Optimize Pod Performance with Manager Policies

This guide provides Kubernetes cluster administrators with a practical, ready-to-apply manual for enabling and validating CPU ManagerPolicy, Memory ManagerPolicy, and Topology ManagerPolicy. By aligning CPU pinning, NUMA affinity, and topology alignment, you can deliver consistent latency and improved performance for critical workloads.

TOC

Scope and Prerequisites

Roles and Permissions

  • Requires maintenance window access, kubectl admin privileges, and SSH access to nodes.

Workload Requirements

  • To achieve dedicated CPU and NUMA affinity, Pods must run in Guaranteed QoS class: requests = limits and CPU specified in full cores (e.g., 2, 4).

Not Covered

  • HugePages are out of scope. If you need HugePages support, contact your support team.

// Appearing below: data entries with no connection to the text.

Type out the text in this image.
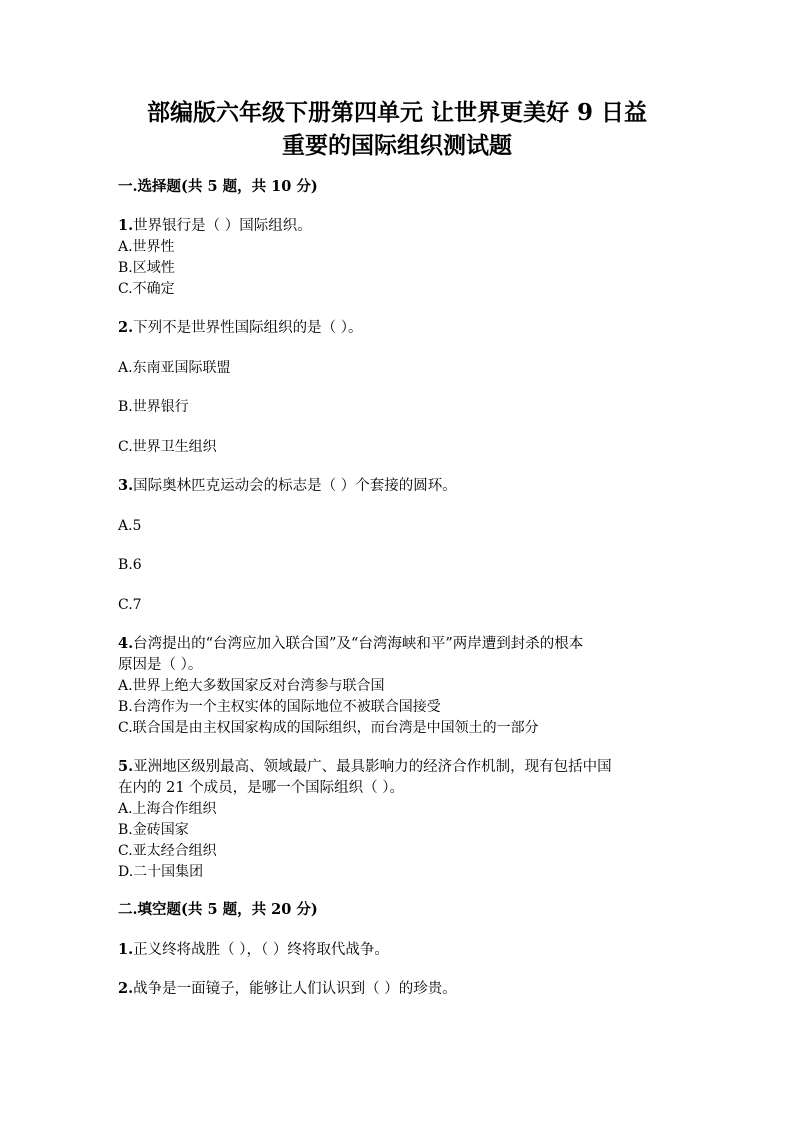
部编版六年级下册第四单元 让世界更美好 9 日益
重要的国际组织测试题
一.选择题(共 5 题，共 10 分)
1.世界银行是（ ）国际组织。
A.世界性
B.区域性
C.不确定
2.下列不是世界性国际组织的是（ ）。
A.东南亚国际联盟
B.世界银行
C.世界卫生组织
3.国际奥林匹克运动会的标志是（ ）个套接的圆环。
A.5
B.6
C.7
4.台湾提出的“台湾应加入联合国”及“台湾海峡和平”两岸遭到封杀的根本
原因是（ ）。
A.世界上绝大多数国家反对台湾参与联合国
B.台湾作为一个主权实体的国际地位不被联合国接受
C.联合国是由主权国家构成的国际组织，而台湾是中国领土的一部分
5.亚洲地区级别最高、领域最广、最具影响力的经济合作机制，现有包括中国
在内的 21 个成员，是哪一个国际组织（ ）。
A.上海合作组织
B.金砖国家
C.亚太经合组织
D.二十国集团
二.填空题(共 5 题，共 20 分)
1.正义终将战胜（ ），（ ）终将取代战争。
2.战争是一面镜子，能够让人们认识到（ ）的珍贵。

Quick Start: Sample Kubelet Config

Add the following snippet to /var/lib/kubelet/config.yaml, adjusting values for your environment:

# —— CPU ManagerPolicy ——
cpuManagerPolicy: "static"              # Options: none | static
cpuManagerPolicyOptions:
  full-pcpus-only: "true"               # Recommended: allocate only full cores
cpuManagerReconcilePeriod: "5s"
reservedSystemCPUs: ""                  # e.g. "0-1" if reserving specific CPUs for the system

# —— Memory ManagerPolicy ——
memoryManagerPolicy: "Static"           # Options: none | Static 
reservedMemory:
  - numaNode: 0
    limits:
      memory: "2048Mi"
  - numaNode: 1
    limits:
      memory: "2048Mi"

# —— Topology ManagerPolicy ——
topologyManagerPolicy: "single-numa-node"     # Options: none | best-effort | restricted | single-numa-node
topologyManagerScope: "pod"                   # Options: container | pod

Notes:

  • full-pcpus-only: "true" improves latency consistency.
  • topologyManagerScope: pod ensures containers within the same Pod align to a common NUMA topology.
  • reservedMemory must be calculated based on kubelet config and eviction thresholds (see next section).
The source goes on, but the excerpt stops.